Later that summer, some teenagers getting high up on Bear Mountain came across what they thought was a deer carcass, and started poking around until they spotted a human skull. When the forensics results came back conclusive the newspapers decided, as if they were the judges of such things, that our family could get closure now, find some peace in knowing the search was over, and Aida's broken, abandoned body could finally be laid to rest. The community held a big public memorial at the same spot in the park where they'd held all their vigils but our mother insisted Aida's funeral service be kept private. And so we sat on a single pew before the altar watching a priest who never knew her bless my sister's pine casket, the four of us together in an otherwise empty church for the first time since our tandem baptism, though our family was far from religious and, if anything, Aida and I were raised to believe in only what is seen.

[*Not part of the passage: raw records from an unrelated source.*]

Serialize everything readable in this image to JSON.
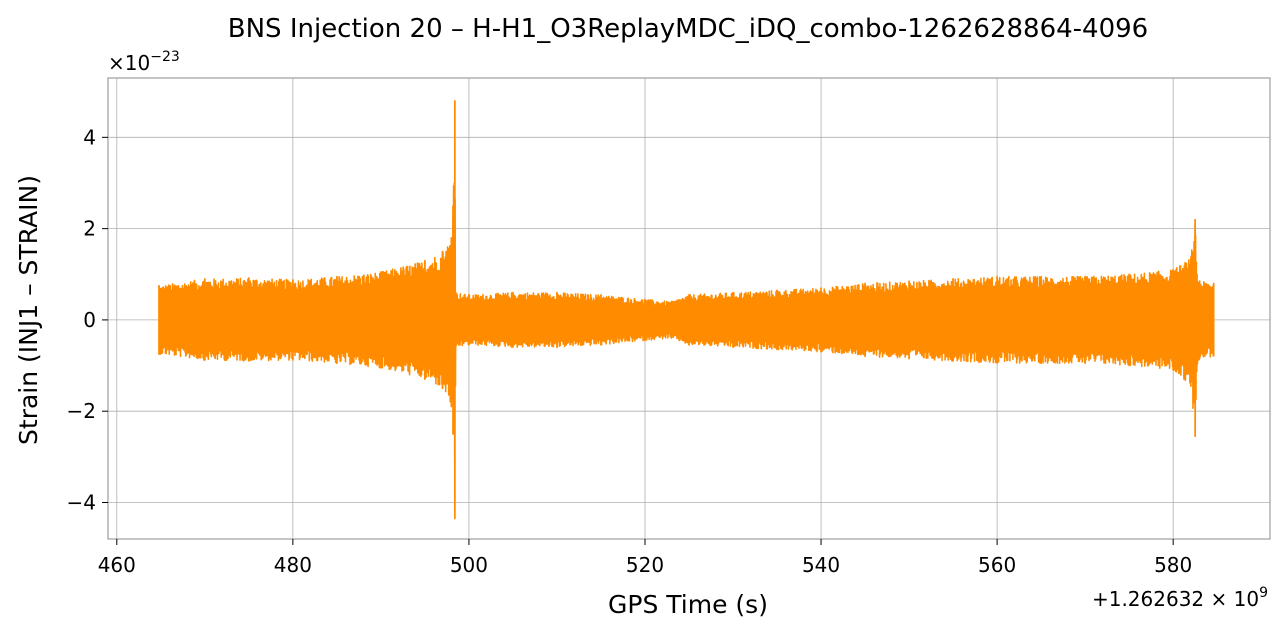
{
  "chart_data": {
    "type": "line",
    "title": "BNS Injection 20 – H-H1_O3ReplayMDC_iDQ_combo-1262628864-4096",
    "xlabel": "GPS Time (s)",
    "ylabel": "Strain (INJ1 – STRAIN)",
    "y_scale_label": "×10",
    "y_scale_exp": "−23",
    "x_offset_label": "+1.262632 × 10",
    "x_offset_exp": "9",
    "xlim": [
      459,
      591
    ],
    "ylim": [
      -4.8,
      5.3
    ],
    "x_ticks": [
      460,
      480,
      500,
      520,
      540,
      560,
      580
    ],
    "x_tick_labels": [
      "460",
      "480",
      "500",
      "520",
      "540",
      "560",
      "580"
    ],
    "y_ticks": [
      -4,
      -2,
      0,
      2,
      4
    ],
    "y_tick_labels": [
      "−4",
      "−2",
      "0",
      "2",
      "4"
    ],
    "grid": true,
    "line_color": "#ff8c00",
    "series": [
      {
        "x": [
          464.8,
          470,
          475,
          480,
          485,
          490,
          495,
          497,
          498.0,
          498.2,
          498.4,
          498.5,
          500,
          505,
          510,
          515,
          520,
          523,
          525,
          530,
          535,
          540,
          545,
          550,
          555,
          560,
          565,
          570,
          575,
          580,
          582.0,
          582.5,
          582.7,
          583,
          584.6
        ],
        "upper": [
          0.75,
          0.9,
          0.92,
          0.88,
          0.95,
          1.05,
          1.3,
          1.5,
          1.8,
          2.5,
          4.8,
          0.6,
          0.55,
          0.6,
          0.6,
          0.55,
          0.45,
          0.4,
          0.55,
          0.6,
          0.65,
          0.7,
          0.8,
          0.85,
          0.9,
          0.95,
          0.95,
          0.95,
          1.0,
          1.1,
          1.35,
          2.2,
          1.0,
          0.85,
          0.8
        ],
        "lower": [
          -0.75,
          -0.88,
          -0.9,
          -0.88,
          -0.95,
          -1.05,
          -1.3,
          -1.5,
          -1.9,
          -2.5,
          -4.35,
          -0.6,
          -0.55,
          -0.6,
          -0.6,
          -0.55,
          -0.45,
          -0.4,
          -0.55,
          -0.6,
          -0.65,
          -0.7,
          -0.8,
          -0.85,
          -0.9,
          -0.95,
          -0.95,
          -0.95,
          -1.0,
          -1.1,
          -1.45,
          -2.55,
          -1.0,
          -0.85,
          -0.8
        ]
      }
    ]
  }
}
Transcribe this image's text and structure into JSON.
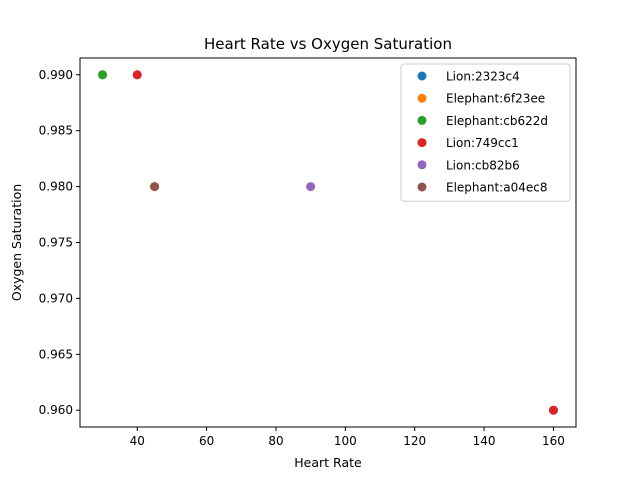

A few days before Aida's remains were found, I walked slowly through the park on my way home from school the way I often did in a sort of meditation, whispering her name with each footstep, wondering what would become of us, what would become of me, all those empty years spread out ahead in which we were supposed to go on living without her. Across the brick path, I saw a pair of kids chasing pigeons and I thought of my sister, the way she would have walked over to them and explained with her boundless patience that it was wrong to scare helpless animals, that they belonged to nature just as much as two-legged wingless folk did and had the right to live without fear of unreasonable human violence. And then I heard her call my name, loud, with laughter just beneath it, the way she would call to me when we'd meet each other halfway after work, her airy voice rushing through the mosaic of dried leaves on the wilting grass, shaking the naked branches overhead, then departing just as quickly as it came, leaving the park and every breath of life within it entombed in stillness. Anybody else would have called it the wind, but me, I knew it was something else.